PALEMBANG – Bagaimana rasanya mengelola sistem saraf digital sebuah bank besar dengan ribuan transaksi per detik? Jawabannya dikupas tuntas dalam Kuliah Umum Sistem Komputer Fasilkom Universitas Sriwijaya (UNSRI) yang mengangkat tema strategis: “Pengelolaan Jaringan Komputer Perbankan: Tantangan dan Solusi.”
Acara bergengsi ini dibuka langsung oleh Kepala Departemen Sistem Komputer Fasilkom UNSRI, Bapak Huda Ubaya, M.T. Dalam sambutannya, beliau menekankan pentingnya mahasiswa memahami realita industri yang bergerak sangat cepat, terutama di sektor krusial seperti perbankan.
Menghadirkan Sang Praktisi Senior
Tak tanggung-tanggung, Fasilkom UNSRI menghadirkan Bapak Bambang Wahyu Nugroho, sosok veteran di dunia perbankan yang menjabat sebagai Vice President Divisi Operasional & Pelayanan Bank Sumsel Babel hingga masa purnatugasnya di tahun 2025.
Dengan pengalaman puluhan tahun, beliau membedah dua sisi “mata uang” yang menjadi momok sekaligus peluang bagi tim IT perbankan:
- Sisi Teknis: Menghadapi labirin kompleksitas jaringan dengan infrastruktur perangkat yang sangat beragam. Satu kesalahan kecil bisa berdampak pada layanan ribuan nasabah.

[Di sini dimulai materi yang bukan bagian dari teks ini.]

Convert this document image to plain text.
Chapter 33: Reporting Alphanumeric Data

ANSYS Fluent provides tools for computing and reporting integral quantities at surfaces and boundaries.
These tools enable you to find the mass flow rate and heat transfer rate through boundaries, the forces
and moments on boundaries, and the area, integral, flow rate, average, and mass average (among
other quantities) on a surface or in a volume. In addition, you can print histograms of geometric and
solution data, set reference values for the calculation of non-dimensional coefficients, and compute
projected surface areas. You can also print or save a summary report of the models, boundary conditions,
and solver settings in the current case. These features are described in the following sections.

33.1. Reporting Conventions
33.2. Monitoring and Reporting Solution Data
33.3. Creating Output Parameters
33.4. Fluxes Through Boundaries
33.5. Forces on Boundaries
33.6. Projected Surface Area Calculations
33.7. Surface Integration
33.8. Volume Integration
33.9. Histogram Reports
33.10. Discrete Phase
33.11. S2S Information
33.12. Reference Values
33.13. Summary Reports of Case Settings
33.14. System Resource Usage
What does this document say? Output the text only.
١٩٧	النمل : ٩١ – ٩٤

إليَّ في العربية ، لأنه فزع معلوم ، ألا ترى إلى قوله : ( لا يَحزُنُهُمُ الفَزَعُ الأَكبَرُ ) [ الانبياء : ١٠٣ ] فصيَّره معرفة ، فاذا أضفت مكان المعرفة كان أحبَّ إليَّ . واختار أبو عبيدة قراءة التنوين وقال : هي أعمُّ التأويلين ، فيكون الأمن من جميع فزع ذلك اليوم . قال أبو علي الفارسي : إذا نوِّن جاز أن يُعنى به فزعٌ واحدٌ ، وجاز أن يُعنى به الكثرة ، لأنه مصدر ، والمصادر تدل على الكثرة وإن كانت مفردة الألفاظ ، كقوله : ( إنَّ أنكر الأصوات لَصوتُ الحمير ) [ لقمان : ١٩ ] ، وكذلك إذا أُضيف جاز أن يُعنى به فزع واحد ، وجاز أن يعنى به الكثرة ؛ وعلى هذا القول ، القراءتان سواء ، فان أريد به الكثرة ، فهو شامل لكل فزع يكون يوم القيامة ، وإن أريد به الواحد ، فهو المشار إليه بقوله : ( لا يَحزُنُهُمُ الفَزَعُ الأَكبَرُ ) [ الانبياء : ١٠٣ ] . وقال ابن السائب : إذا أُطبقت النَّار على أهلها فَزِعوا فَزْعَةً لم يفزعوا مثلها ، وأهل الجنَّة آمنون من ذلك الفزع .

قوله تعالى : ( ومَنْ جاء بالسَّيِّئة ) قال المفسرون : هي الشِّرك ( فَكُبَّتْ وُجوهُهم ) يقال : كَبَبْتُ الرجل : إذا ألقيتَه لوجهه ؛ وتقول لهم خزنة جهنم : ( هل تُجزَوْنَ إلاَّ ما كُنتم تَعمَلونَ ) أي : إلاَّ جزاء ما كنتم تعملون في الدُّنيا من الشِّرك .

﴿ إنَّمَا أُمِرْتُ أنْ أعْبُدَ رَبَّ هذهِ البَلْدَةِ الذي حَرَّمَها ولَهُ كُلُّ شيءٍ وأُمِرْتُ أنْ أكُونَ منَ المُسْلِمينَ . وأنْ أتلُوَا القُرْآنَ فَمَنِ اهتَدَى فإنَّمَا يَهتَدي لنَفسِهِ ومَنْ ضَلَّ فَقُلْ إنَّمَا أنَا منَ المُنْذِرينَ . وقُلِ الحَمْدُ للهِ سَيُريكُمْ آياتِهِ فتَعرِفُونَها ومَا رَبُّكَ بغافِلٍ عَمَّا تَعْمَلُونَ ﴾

- Sisi Manajerial: Tekanan regulasi yang kian ketat, terutama kewajiban mematuhi UU Pelindungan Data Pribadi (UU PDP) yang menjadi standar mati keamanan data nasabah saat ini.
Arsitektur Kokoh: Kunci Keamanan Perbankan
Menjawab tantangan tersebut, Bapak Bambang membagikan “resep dapur” perbankan dalam menjaga stabilitas jaringan. Menurutnya, perbankan wajib memiliki desain arsitektur yang tidak hanya canggih, tapi juga cerdas.
Solusi strategis yang dipaparkan meliputi:
- Segmentasi Jaringan: Membagi jaringan menjadi bagian-bagian kecil untuk meminimalisir risiko penyebaran serangan.
- Implementasi DMZ (Demilitarized Zone): Membangun benteng pertahanan ekstra antara jaringan internal dan internet.
- Real-time Monitoring: Sistem pengawasan 24/7 yang mampu mendeteksi anomali sebelum menjadi masalah besar.
Kuliah umum ini menjadi jembatan emas bagi mahasiswa Fasilkom UNSRI untuk melihat langsung bagaimana teori di kelas diaplikasikan pada industri yang memiliki risiko tinggi (high stakes).